Museum of Unique Byzantine Mosaics
The mosaic museum, which will be discussed below, is actually part of the peristyle of the large imperial palace in Constantinople, which was discovered in the 30s of the last century and literally resurrected from the ashes of the completely burned out buildings of the market and the former stables of the Ottoman army, which were located on the site the once majestic imperial palace. As is often the case in Istanbul, the unique Byzantine mosaics of the 5th-6th centuries were discovered by accident during construction work in the area of Arast Bazaar in 1933. As a result of excavations, about 2 thousand square meters of priceless mosaics made with the greatest art of lime, terracotta and glass 5mm cubes, the number of which per 1 sq.m., were discovered and excavated from the ground. reaches 40 (!!!) thousand.
All these wonderful mosaics are in the Museum of Mosaic, which is located near the very bazaar of Arast.
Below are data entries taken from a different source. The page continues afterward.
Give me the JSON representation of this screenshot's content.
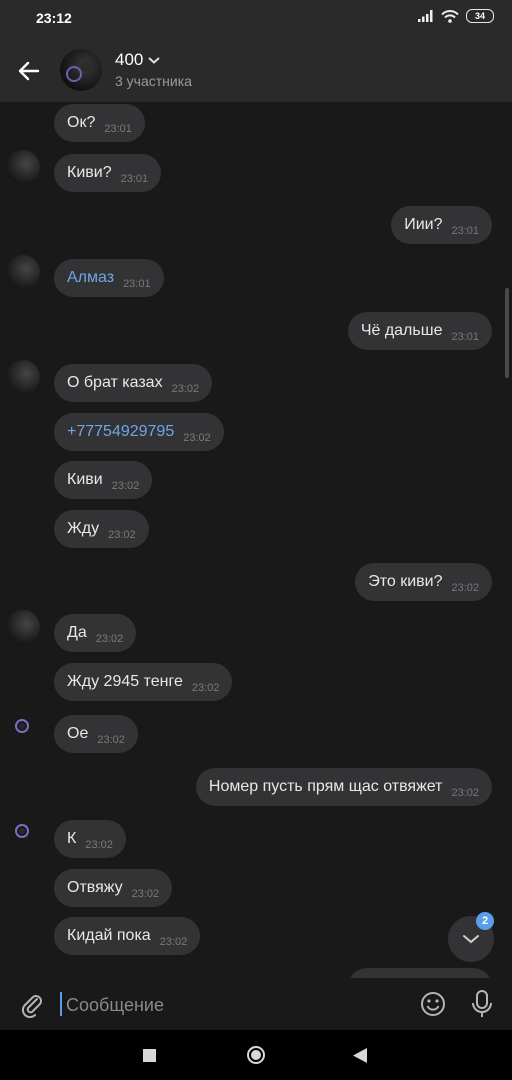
{
  "status_bar": {
    "time": "23:12",
    "battery": "34"
  },
  "header": {
    "title": "400",
    "subtitle": "3 участника",
    "icons": [
      "back-arrow-icon",
      "chevron-down-icon"
    ]
  },
  "messages": [
    {
      "side": "in",
      "text": "Ок?",
      "time": "23:01"
    },
    {
      "side": "in",
      "text": "Киви?",
      "time": "23:01"
    },
    {
      "side": "out",
      "text": "Иии?",
      "time": "23:01"
    },
    {
      "side": "in",
      "text": "Алмаз",
      "time": "23:01",
      "link": true
    },
    {
      "side": "out",
      "text": "Чё дальше",
      "time": "23:01"
    },
    {
      "side": "in",
      "text": "О брат казах",
      "time": "23:02"
    },
    {
      "side": "in",
      "text": "+77754929795",
      "time": "23:02",
      "link": true
    },
    {
      "side": "in",
      "text": "Киви",
      "time": "23:02"
    },
    {
      "side": "in",
      "text": "Жду",
      "time": "23:02"
    },
    {
      "side": "out",
      "text": "Это киви?",
      "time": "23:02"
    },
    {
      "side": "in",
      "text": "Да",
      "time": "23:02"
    },
    {
      "side": "in",
      "text": "Жду 2945 тенге",
      "time": "23:02"
    },
    {
      "side": "in",
      "text": "Ое",
      "time": "23:02"
    },
    {
      "side": "out",
      "text": "Номер пусть прям щас отвяжет",
      "time": "23:02"
    },
    {
      "side": "in",
      "text": "К",
      "time": "23:02"
    },
    {
      "side": "in",
      "text": "Отвяжу",
      "time": "23:02"
    },
    {
      "side": "in",
      "text": "Кидай пока",
      "time": "23:02"
    }
  ],
  "scroll_down": {
    "badge": "2",
    "icon": "chevron-down-icon"
  },
  "composer": {
    "placeholder": "Сообщение",
    "icons": [
      "paperclip-icon",
      "emoji-icon",
      "microphone-icon"
    ]
  },
  "navbar": {
    "icons": [
      "recents-square-icon",
      "home-circle-icon",
      "back-triangle-icon"
    ]
  },
  "colors": {
    "background": "#19191a",
    "bar": "#2a2a2b",
    "bubble": "#333335",
    "link": "#6fa7e6",
    "accent": "#5b9ee8"
  }
}
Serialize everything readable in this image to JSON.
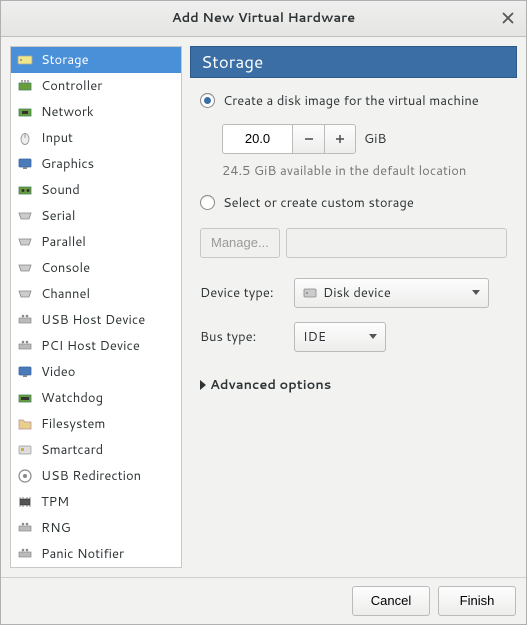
{
  "window": {
    "title": "Add New Virtual Hardware"
  },
  "sidebar": {
    "items": [
      {
        "label": "Storage"
      },
      {
        "label": "Controller"
      },
      {
        "label": "Network"
      },
      {
        "label": "Input"
      },
      {
        "label": "Graphics"
      },
      {
        "label": "Sound"
      },
      {
        "label": "Serial"
      },
      {
        "label": "Parallel"
      },
      {
        "label": "Console"
      },
      {
        "label": "Channel"
      },
      {
        "label": "USB Host Device"
      },
      {
        "label": "PCI Host Device"
      },
      {
        "label": "Video"
      },
      {
        "label": "Watchdog"
      },
      {
        "label": "Filesystem"
      },
      {
        "label": "Smartcard"
      },
      {
        "label": "USB Redirection"
      },
      {
        "label": "TPM"
      },
      {
        "label": "RNG"
      },
      {
        "label": "Panic Notifier"
      }
    ]
  },
  "content": {
    "heading": "Storage",
    "radio_create": "Create a disk image for the virtual machine",
    "size_value": "20.0",
    "size_unit": "GiB",
    "available": "24.5 GiB available in the default location",
    "radio_custom": "Select or create custom storage",
    "manage_btn": "Manage...",
    "device_type_label": "Device type:",
    "device_type_value": "Disk device",
    "bus_type_label": "Bus type:",
    "bus_type_value": "IDE",
    "advanced": "Advanced options"
  },
  "footer": {
    "cancel": "Cancel",
    "finish": "Finish"
  }
}
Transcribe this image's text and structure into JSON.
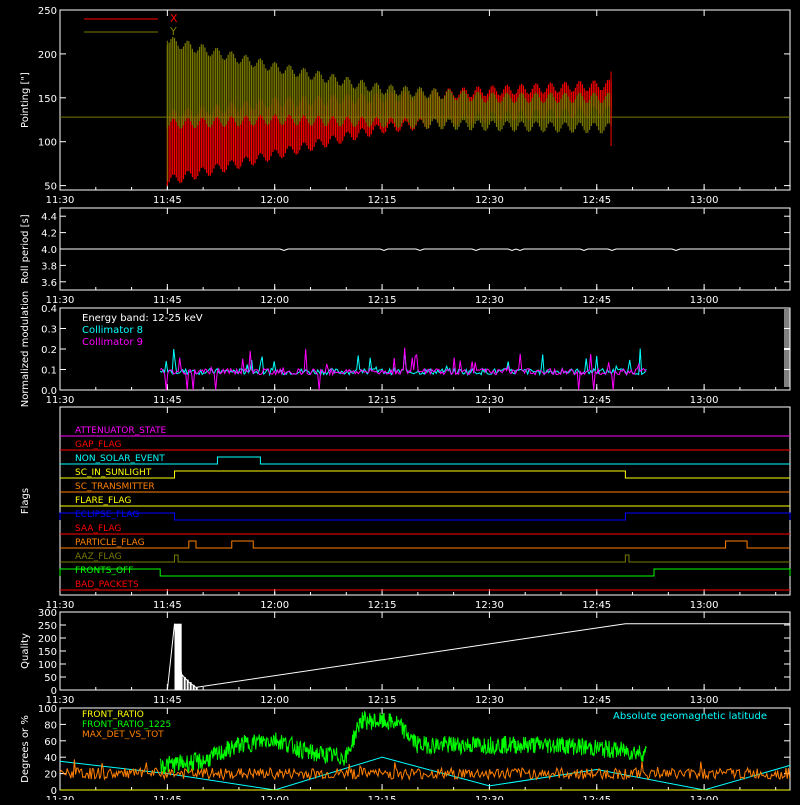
{
  "time_ticks": [
    "11:30",
    "11:45",
    "12:00",
    "12:15",
    "12:30",
    "12:45",
    "13:00"
  ],
  "colors": {
    "axis": "#ffffff",
    "bg": "#000000",
    "red": "#ff0000",
    "olive": "#7a7a00",
    "cyan": "#00ffff",
    "magenta": "#ff00ff",
    "green": "#00ff00",
    "orange": "#ff8000",
    "blue": "#0000ff",
    "yellow": "#ffff00"
  },
  "chart_data": [
    {
      "id": "pointing",
      "type": "area",
      "ylabel": "Pointing [\"]",
      "ylim": [
        45,
        250
      ],
      "yticks": [
        "50",
        "100",
        "150",
        "200",
        "250"
      ],
      "series": [
        {
          "name": "X",
          "color": "#ff0000",
          "x": [
            "11:45",
            "12:00",
            "12:15",
            "12:30",
            "12:47"
          ],
          "low": [
            55,
            85,
            115,
            128,
            135
          ],
          "high": [
            130,
            145,
            150,
            158,
            165
          ]
        },
        {
          "name": "Y",
          "color": "#7a7a00",
          "x": [
            "11:45",
            "12:00",
            "12:15",
            "12:30",
            "12:47"
          ],
          "low": [
            120,
            125,
            122,
            118,
            115
          ],
          "high": [
            215,
            185,
            160,
            150,
            150
          ]
        }
      ],
      "baseline": 128
    },
    {
      "id": "roll",
      "type": "line",
      "ylabel": "Roll period [s]",
      "ylim": [
        3.5,
        4.5
      ],
      "yticks": [
        "3.6",
        "3.8",
        "4.0",
        "4.2",
        "4.4"
      ],
      "series": [
        {
          "name": "",
          "color": "#ffffff",
          "value": 4.0
        }
      ]
    },
    {
      "id": "modulation",
      "type": "line",
      "ylabel": "Normalized modulation",
      "ylim": [
        0,
        0.4
      ],
      "yticks": [
        "0.0",
        "0.1",
        "0.2",
        "0.3",
        "0.4"
      ],
      "legend": [
        "Energy band: 12-25 keV",
        "Collimator 8",
        "Collimator 9"
      ],
      "series": [
        {
          "name": "Collimator 8",
          "color": "#00ffff",
          "x_range": [
            "11:44",
            "12:52"
          ],
          "base": 0.09
        },
        {
          "name": "Collimator 9",
          "color": "#ff00ff",
          "x_range": [
            "11:44",
            "12:52"
          ],
          "base": 0.09
        }
      ]
    },
    {
      "id": "flags",
      "type": "line",
      "ylabel": "Flags",
      "flags": [
        {
          "name": "ATTENUATOR_STATE",
          "color": "#ff00ff",
          "segments": []
        },
        {
          "name": "GAP_FLAG",
          "color": "#ff0000",
          "segments": []
        },
        {
          "name": "NON_SOLAR_EVENT",
          "color": "#00ffff",
          "segments": [
            [
              "11:52",
              "11:58"
            ]
          ]
        },
        {
          "name": "SC_IN_SUNLIGHT",
          "color": "#ffff00",
          "segments": [
            [
              "11:46",
              "12:49"
            ]
          ]
        },
        {
          "name": "SC_TRANSMITTER",
          "color": "#ff8000",
          "segments": []
        },
        {
          "name": "FLARE_FLAG",
          "color": "#ffff00",
          "segments": []
        },
        {
          "name": "ECLIPSE_FLAG",
          "color": "#0000ff",
          "segments": [
            [
              "11:30",
              "11:46"
            ],
            [
              "12:49",
              "13:12"
            ]
          ]
        },
        {
          "name": "SAA_FLAG",
          "color": "#ff0000",
          "segments": []
        },
        {
          "name": "PARTICLE_FLAG",
          "color": "#ff8000",
          "segments": [
            [
              "11:48",
              "11:49"
            ],
            [
              "11:54",
              "11:57"
            ],
            [
              "13:03",
              "13:06"
            ]
          ]
        },
        {
          "name": "AAZ_FLAG",
          "color": "#7a7a00",
          "segments": [
            [
              "11:46",
              "11:46.5"
            ],
            [
              "12:49",
              "12:49.5"
            ]
          ]
        },
        {
          "name": "FRONTS_OFF",
          "color": "#00ff00",
          "segments": [
            [
              "11:30",
              "11:44"
            ],
            [
              "12:53",
              "13:12"
            ]
          ]
        },
        {
          "name": "BAD_PACKETS",
          "color": "#ff0000",
          "segments": []
        }
      ]
    },
    {
      "id": "quality",
      "type": "bar",
      "ylabel": "Quality",
      "ylim": [
        0,
        300
      ],
      "yticks": [
        "0",
        "50",
        "100",
        "150",
        "200",
        "250",
        "300"
      ],
      "series": [
        {
          "name": "",
          "color": "#ffffff",
          "x": [
            "11:30",
            "11:45",
            "11:46",
            "11:47",
            "11:48",
            "11:49",
            "12:49",
            "13:12"
          ],
          "values": [
            0,
            0,
            255,
            60,
            30,
            10,
            255,
            255
          ]
        }
      ]
    },
    {
      "id": "ratios",
      "type": "line",
      "ylabel": "Degrees or %",
      "ylim": [
        0,
        100
      ],
      "yticks": [
        "0",
        "20",
        "40",
        "60",
        "80",
        "100"
      ],
      "annotation": "Absolute geomagnetic latitude",
      "series": [
        {
          "name": "FRONT_RATIO",
          "color": "#ffff00"
        },
        {
          "name": "FRONT_RATIO_1225",
          "color": "#00ff00",
          "x": [
            "11:44",
            "11:50",
            "11:55",
            "12:00",
            "12:05",
            "12:10",
            "12:12",
            "12:17",
            "12:20",
            "12:30",
            "12:40",
            "12:52"
          ],
          "values": [
            30,
            35,
            55,
            62,
            45,
            40,
            85,
            82,
            55,
            55,
            55,
            45
          ]
        },
        {
          "name": "MAX_DET_VS_TOT",
          "color": "#ff8000",
          "value": 20
        },
        {
          "name": "Absolute geomagnetic latitude",
          "color": "#00ffff",
          "x": [
            "11:30",
            "11:45",
            "12:00",
            "12:15",
            "12:30",
            "12:45",
            "13:00",
            "13:12"
          ],
          "values": [
            35,
            20,
            0,
            40,
            5,
            25,
            0,
            30
          ]
        }
      ]
    }
  ]
}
To find it, you need to go around the Blue Mosque from the back and go down Üçler Sokak-Tavukhane Sokak to Arasta Bazaar, enter the market itself and there will be a gap in the shopping arcade and a path to the right in the middle on the right side. Here is the entrance to the excavated Mosaic Museum.
The museum is open from 9 to 16 on all days except Monday. Entrance costs 8 Turkish lira.
After builders stumbled upon unusual stone paintings on the site of an abandoned ashes of the completely burnt out market buildings and the former stables of the Ottoman army, researchers from St. Andrews University (England) conducted large-scale archaeological research. As a result, a huge structure was discovered, covering an area of more than four thousand square meters, later identified as the peristyle of the large imperial palace in Constantinople. In addition, the remains of columns made to the Corinthian order were found here. This peristyle, apparently, was rebuilt under the emperor Justinian (527-565 AD). But the main find of archaeologists is, of course, miraculously preserved mosaics that once adorned the floors of this magnificent building. Untouched by time, mosaics were discovered in an area of about two thousand square meters.
The museum is located right on the site of those same excavations – exactly where the mosaics were found and the peristyle of the palace was located. The museum was first opened in 1953. Unfortunately, the first museum building was wooden. Changes in temperature and humidity caused the mosaics more damage than in all previous years. In 1987, a new, major museum building was commissioned. And in 2012 it was restored and the ventilation and air conditioning system improved. Today, thousands of tourists can see unique Byzantine mosaics. And there is something to see !!!
The Grand Imperial Palace served not only as a home for the ruling family, but also as the center of state government, for civil and religious ceremonies. In fact, it was a huge and luxurious complex – seven palaces, the official residences of the emperor and empress, office space, many churches and chapels located among luxurious gardens and parks …
But time did its job. Official residences moved to the Blachernae Palace, and this complex gradually fell into disrepair, which was also facilitated by earthquakes and fires …
So the great imperial palace disappeared, burying mosaics of incredible beauty and complexity underground for many centuries ..
Today in the exposition of the mosaic museum in Istanbul, a variety of fragments of the found “floors” are presented – from small, about one square meter in size, to huge, with sides counting six meters. In total, the museum has about ninety genres of mosaics that describe the daily life of Byzantium: mythical creatures, exotic animals, hunting scenes, fighting between animals, everyday life scenes, children’s games, etc.
Mosaics are made with the greatest art of lime, terracotta and glass 5mm cubes, the number of which per 1 sq.m. reaches 40 thousand. This is incredible in complexity and impressive in the final result.
One cannot fail to note the high realism in the depiction of genre scenes that were achieved thanks to the extraordinary talent and skill of ancient decorators.
After filling the drainage with soil, consisting of a mixture of sand, clay and charcoal, a thorough ramming was carried out. Then a cement solution was poured into rectangular shapes, on which cubes of marble, glass, clay and terracotta of various colors were laid out.